I want to create the app with a desktop look to it with the ability to have multiple different modules open on the desktop. The screens can be move around and positioned on the desktop and even minimized to a application taskbar. The only restriction obviously is that a screen cannot be moved outside of the desktop container.

Another member says that this concept is too confusing to the user and each module should be developed as a separate .exe. with the ability to open each .exe separately and move them anywhere on the windows desktop instead of an application desktop area.

What are some feelings in here about either concept?

Upvotes: 0

Views: 128

Answers (3)

dthorpe
dthorpe

Reputation: 36072

I think it depends a lot on how your users will be using your app. If a typical user will be working with multiple modules at the same time, presenting a single app console with multiple modules makes sense.

If a typical user is normally only going to be using one module, then presenting a multimodule UI is overkill and potentially confusing.

End users usually need your help to keep them focused on what they need to get done. Having multiple options presented when the user really only wants to do one thing creates confusion.

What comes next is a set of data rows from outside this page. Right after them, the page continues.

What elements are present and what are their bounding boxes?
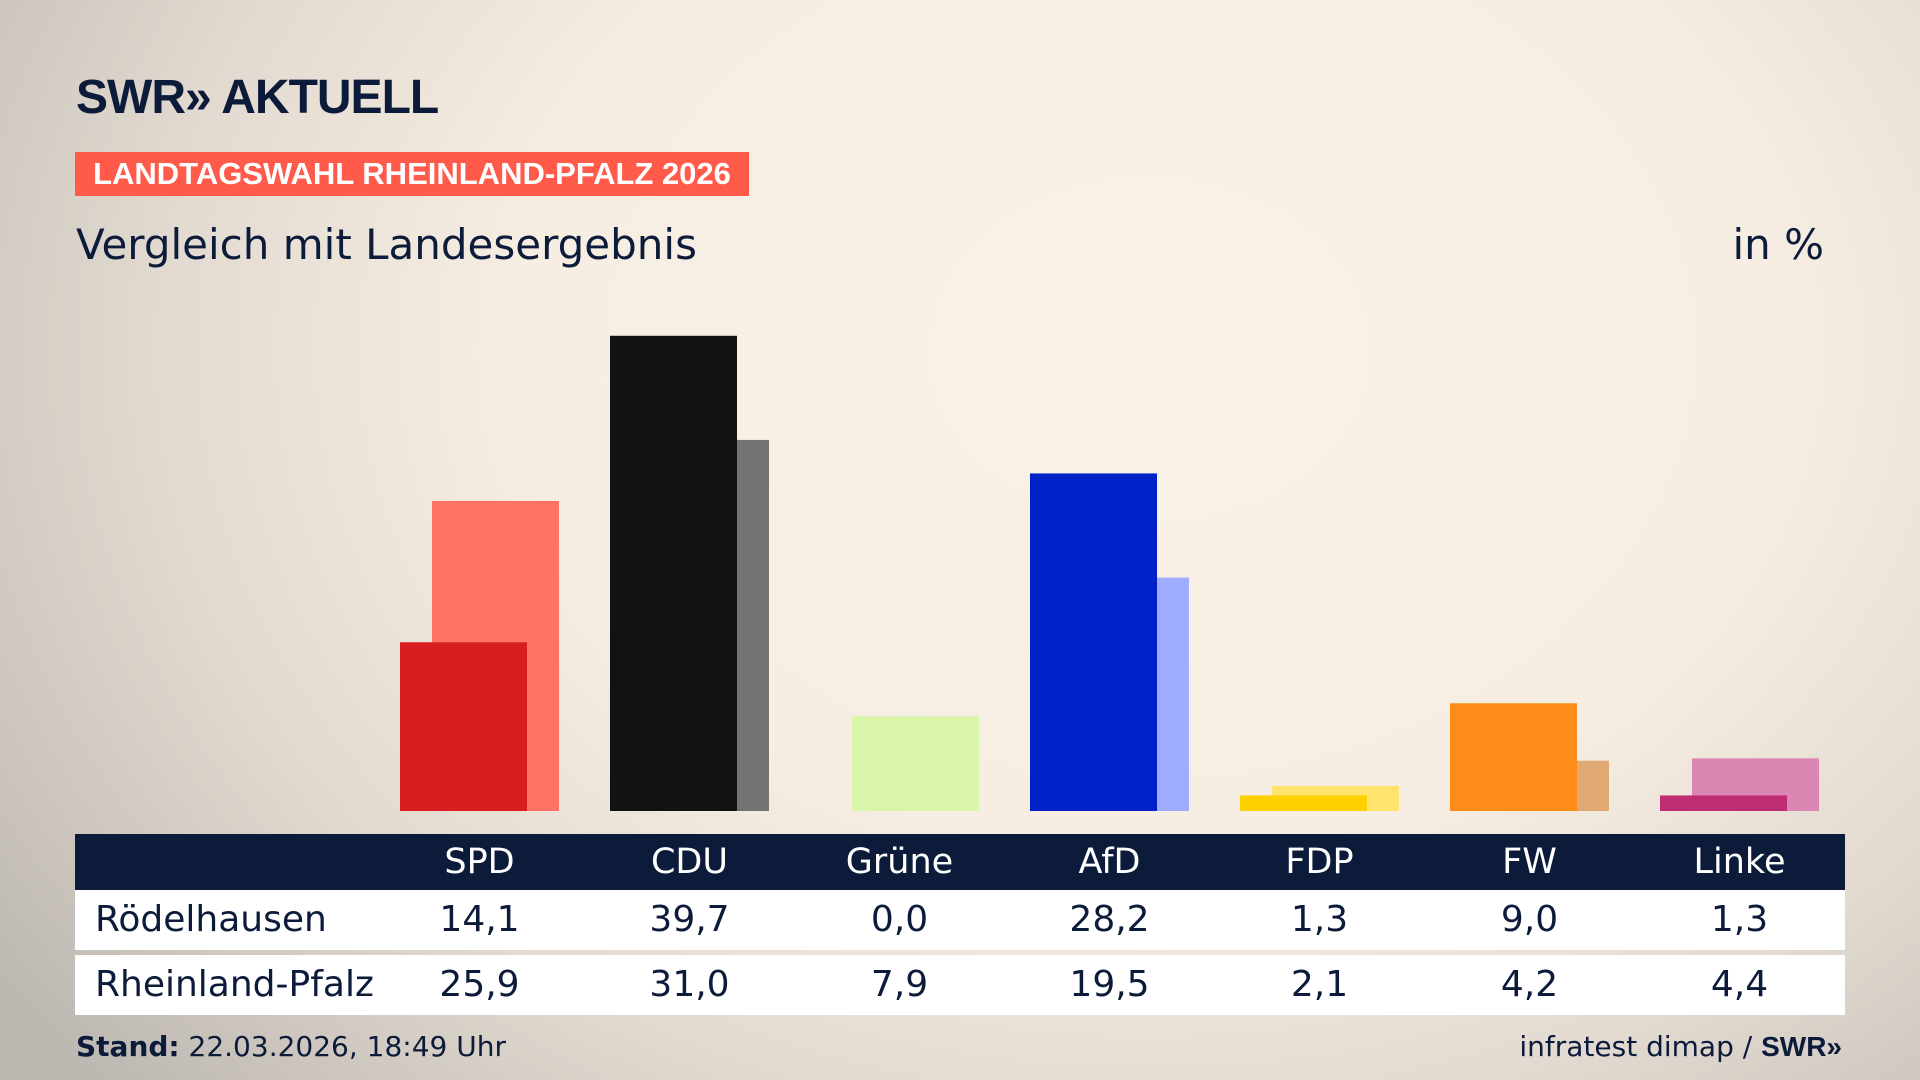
value-cell: 19,5 <box>1069 964 1150 1005</box>
unit-label: in % <box>1732 220 1824 269</box>
bar-local-afd <box>1030 473 1157 811</box>
column-header-afd: AfD <box>1078 842 1141 882</box>
table-header: SPD CDU Grüne AfD FDP FW Linke <box>75 834 1845 890</box>
bar-state-grüne <box>852 716 979 811</box>
column-header-linke: Linke <box>1693 842 1786 882</box>
source: infratest dimap / SWR» <box>1519 1030 1842 1063</box>
value-cell: 28,2 <box>1069 899 1150 940</box>
value-cell: 14,1 <box>439 899 520 940</box>
value-cell: 4,4 <box>1710 964 1769 1005</box>
value-cell: 39,7 <box>649 899 730 940</box>
bar-local-fw <box>1450 703 1577 811</box>
column-header-spd: SPD <box>444 842 515 882</box>
value-cell: 25,9 <box>439 964 520 1005</box>
source-text: infratest dimap / <box>1519 1030 1753 1063</box>
column-header-fdp: FDP <box>1285 842 1354 882</box>
election-label: LANDTAGSWAHL RHEINLAND-PFALZ 2026 <box>75 152 749 196</box>
chart-subtitle: Vergleich mit Landesergebnis <box>76 220 697 269</box>
column-header-fw: FW <box>1502 842 1557 882</box>
value-cell: 31,0 <box>649 964 730 1005</box>
results-table: SPD CDU Grüne AfD FDP FW Linke Rödelhausen 14,… <box>75 834 1845 1015</box>
swr-aktuell-logo: SWR» AKTUELL <box>76 71 439 124</box>
bar-chart <box>400 335 1819 811</box>
swr-logo-small: SWR» <box>1761 1031 1842 1062</box>
column-header-cdu: CDU <box>650 842 728 882</box>
row-label: Rödelhausen <box>95 899 327 940</box>
table-row: Rheinland-Pfalz 25,9 31,0 7,9 19,5 2,1 4,2 4,4 <box>75 955 1845 1015</box>
table-row: Rödelhausen 14,1 39,7 0,0 28,2 1,3 9,0 1,3 <box>75 890 1845 950</box>
timestamp: Stand: 22.03.2026, 18:49 Uhr <box>76 1030 506 1063</box>
value-cell: 1,3 <box>1290 899 1349 940</box>
column-header-grüne: Grüne <box>845 842 954 882</box>
value-cell: 2,1 <box>1290 964 1349 1005</box>
bar-local-fdp <box>1240 795 1367 811</box>
row-label: Rheinland-Pfalz <box>95 964 374 1005</box>
bar-local-spd <box>400 642 527 811</box>
value-cell: 1,3 <box>1710 899 1769 940</box>
stand-value: 22.03.2026, 18:49 Uhr <box>188 1030 506 1063</box>
value-cell: 7,9 <box>870 964 929 1005</box>
value-cell: 0,0 <box>870 899 929 940</box>
value-cell: 4,2 <box>1500 964 1559 1005</box>
stand-label: Stand: <box>76 1030 180 1063</box>
bar-local-linke <box>1660 795 1787 811</box>
value-cell: 9,0 <box>1500 899 1559 940</box>
bar-local-cdu <box>610 335 737 811</box>
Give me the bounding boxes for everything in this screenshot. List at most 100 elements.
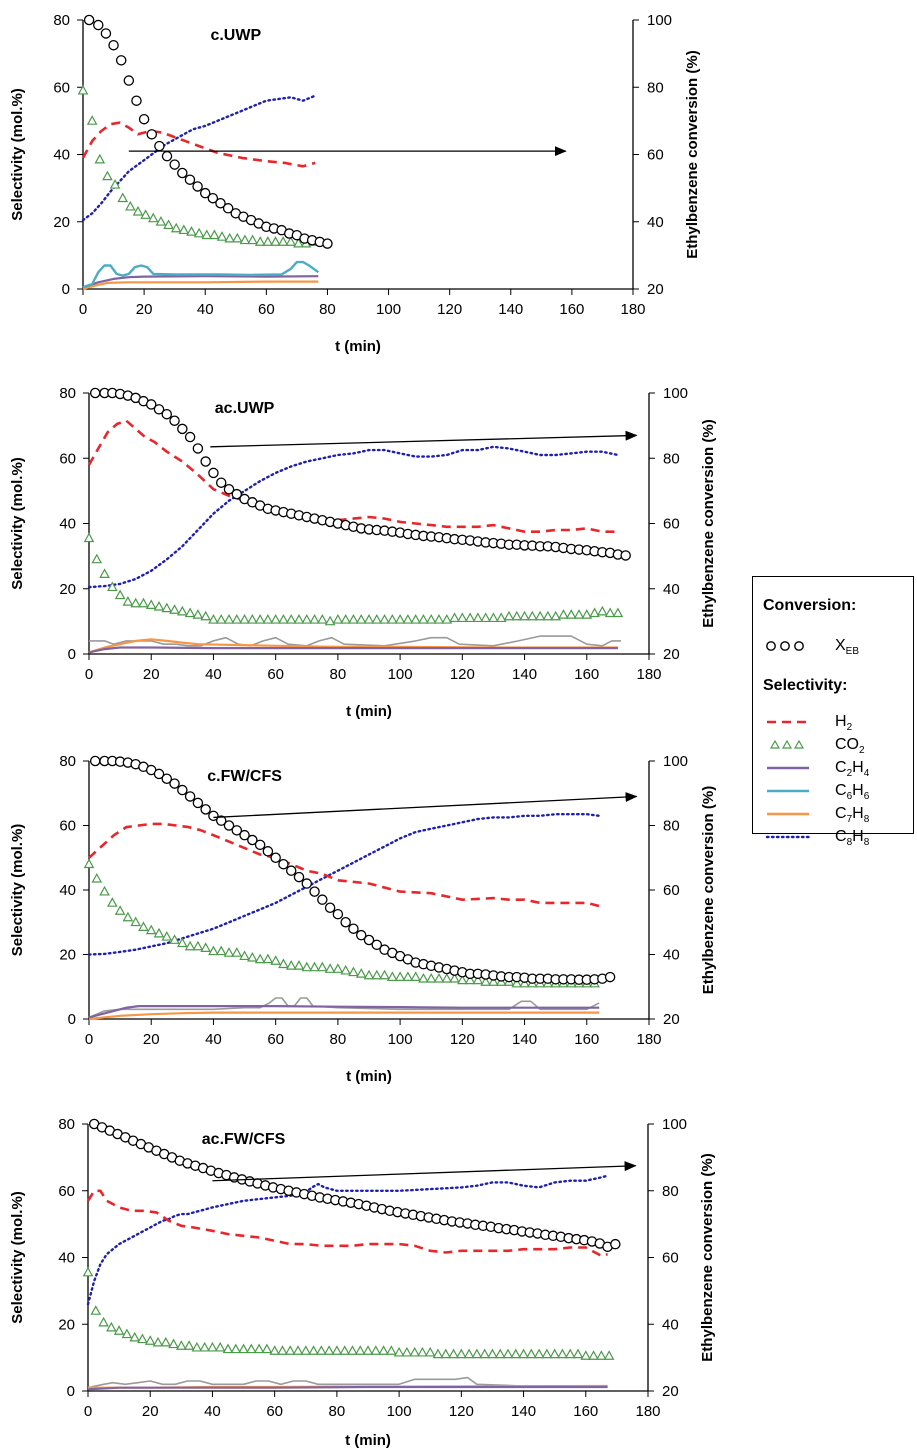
xeb-point <box>247 834 258 846</box>
co2-point <box>331 1345 343 1355</box>
co2-point <box>387 614 398 624</box>
x-tick-label: 20 <box>143 666 160 683</box>
x-axis-label: t (min) <box>346 1068 392 1085</box>
co2-point <box>184 940 196 951</box>
co2-point <box>247 614 258 624</box>
co2-point <box>463 1348 475 1359</box>
co2-point <box>216 231 228 241</box>
co2-point <box>106 1321 117 1332</box>
series-c6h6 <box>82 260 320 289</box>
x-tick-label: 180 <box>636 666 661 683</box>
co2-point <box>86 115 98 125</box>
co2-point <box>247 951 258 962</box>
co2-point <box>223 947 235 957</box>
xeb-point <box>89 755 101 767</box>
co2-point <box>424 1346 436 1357</box>
series-h2 <box>86 1189 608 1258</box>
co2-point <box>168 1338 179 1349</box>
co2-point <box>186 226 197 236</box>
xeb-point <box>363 934 375 946</box>
co2-point <box>541 1348 553 1359</box>
co2-point <box>132 205 144 216</box>
co2-point <box>278 958 289 969</box>
x-axis-label: t (min) <box>335 338 381 355</box>
xeb-point <box>262 846 274 857</box>
x-tick-label: 20 <box>142 1403 159 1420</box>
co2-point <box>107 897 118 907</box>
xeb-point <box>169 415 180 426</box>
co2-point <box>597 605 608 616</box>
co2-point <box>580 1350 592 1360</box>
co2-point <box>208 614 219 624</box>
chart-panel-3: 0 20 40 60 80 100 120 140 160 180 0 20 40 60 80 20 40 60 8… <box>9 753 717 1085</box>
co2-point <box>130 597 141 608</box>
co2-point <box>284 1345 296 1355</box>
x-tick-label: 0 <box>85 666 93 683</box>
y-tick-label: 60 <box>59 818 76 835</box>
co2-point <box>456 1348 467 1359</box>
series-c2h4 <box>88 646 618 654</box>
y2-tick-label: 60 <box>663 882 680 899</box>
x-tick-label: 60 <box>266 1403 283 1420</box>
co2-point <box>371 614 383 624</box>
xeb-point <box>231 488 243 500</box>
co2-point <box>394 971 406 981</box>
co2-point <box>340 614 351 624</box>
xeb-point <box>169 778 180 789</box>
y-tick-label: 20 <box>53 214 70 231</box>
co2-point <box>192 609 204 619</box>
co2-point <box>378 1345 389 1355</box>
x-tick-label: 120 <box>450 666 475 683</box>
co2-point <box>192 940 204 951</box>
co2-point <box>317 961 328 972</box>
co2-point <box>238 1343 249 1354</box>
legend-symbol-c7h8 <box>767 812 809 816</box>
xeb-point <box>340 916 351 928</box>
co2-point <box>502 1348 514 1359</box>
x-tick-label: 120 <box>450 1031 475 1048</box>
y2-tick-label: 60 <box>663 516 680 533</box>
co2-point <box>231 947 243 957</box>
co2-point <box>612 607 624 618</box>
x-tick-label: 60 <box>267 1031 284 1048</box>
x-tick-label: 140 <box>498 301 523 318</box>
co2-point <box>534 610 546 621</box>
co2-point <box>102 170 113 181</box>
xeb-point <box>177 167 188 179</box>
co2-point <box>510 1348 522 1359</box>
co2-point <box>519 610 530 621</box>
series-c2h4 <box>88 1005 600 1019</box>
co2-point <box>441 614 453 624</box>
co2-point <box>418 614 429 624</box>
chart-panel-4: 0 20 40 60 80 100 120 140 160 180 0 20 40 60 80 20 40 60 8… <box>9 1116 716 1449</box>
xeb-point <box>123 75 135 86</box>
y-tick-label: 40 <box>58 1250 75 1267</box>
x-tick-label: 140 <box>512 666 537 683</box>
y-axis-label: Selectivity (mol.%) <box>9 457 26 590</box>
co2-point <box>301 961 313 972</box>
co2-point <box>293 237 304 248</box>
y2-tick-label: 80 <box>663 818 680 835</box>
series-line-h2 <box>88 822 600 908</box>
co2-point <box>292 1345 304 1355</box>
legend-marker <box>794 641 804 651</box>
co2-point <box>170 222 182 233</box>
co2-point <box>254 953 266 964</box>
series-c2h4 <box>82 275 319 289</box>
y2-axis-label: Ethylbenzene conversion (%) <box>700 419 717 627</box>
axis-pointer-arrow <box>213 792 638 819</box>
y2-tick-label: 20 <box>662 1383 679 1400</box>
series-c7h8 <box>88 638 618 654</box>
legend-item-c6h6: C6H6 <box>753 780 913 802</box>
co2-point <box>301 614 313 624</box>
co2-point <box>362 1345 374 1355</box>
co2-point <box>94 153 106 164</box>
y2-tick-label: 40 <box>647 214 664 231</box>
legend-marker <box>793 739 805 749</box>
series-line-gray <box>87 1376 608 1389</box>
co2-point <box>348 614 359 624</box>
co2-point <box>199 1341 210 1352</box>
co2-point <box>99 885 110 896</box>
xeb-point <box>138 113 150 125</box>
co2-point <box>247 234 258 245</box>
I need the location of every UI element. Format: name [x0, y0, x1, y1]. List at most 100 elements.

Be careful in how you survey the prospective user base about this question: If you ask "decison makers", they tend to operate across functional domains and will project their multi-module use case as the typical end user scenario. If you ask the grunts that actually do the work, though, chances are high that their answers will differ from the boss's. ;>

Upvotes: 0

Spencer Hakim
Spencer Hakim

Reputation: 1553

I feel that an MDI approach is preferable. I don't know if you plan on allowing users to have multiple instances of the application open, but if you do, having multiple windows of the same module open without any sort of group would definitely not be simpler for the user.

Upvotes: 0

Justin Niessner
Justin Niessner

Reputation: 245389

If all of the modules interact with each other and compose a single cohesive application, then keep them all as modules in a single application.

If you have the concept of modules but each module is disjointed from the others (provides its own look/feel, functionality, or doesn't interact with the other modules in any way) then break each out into a separate application and bundle them together as a package (which would allow users to open multiple applications simultaneously and move them anywhere on their desktop).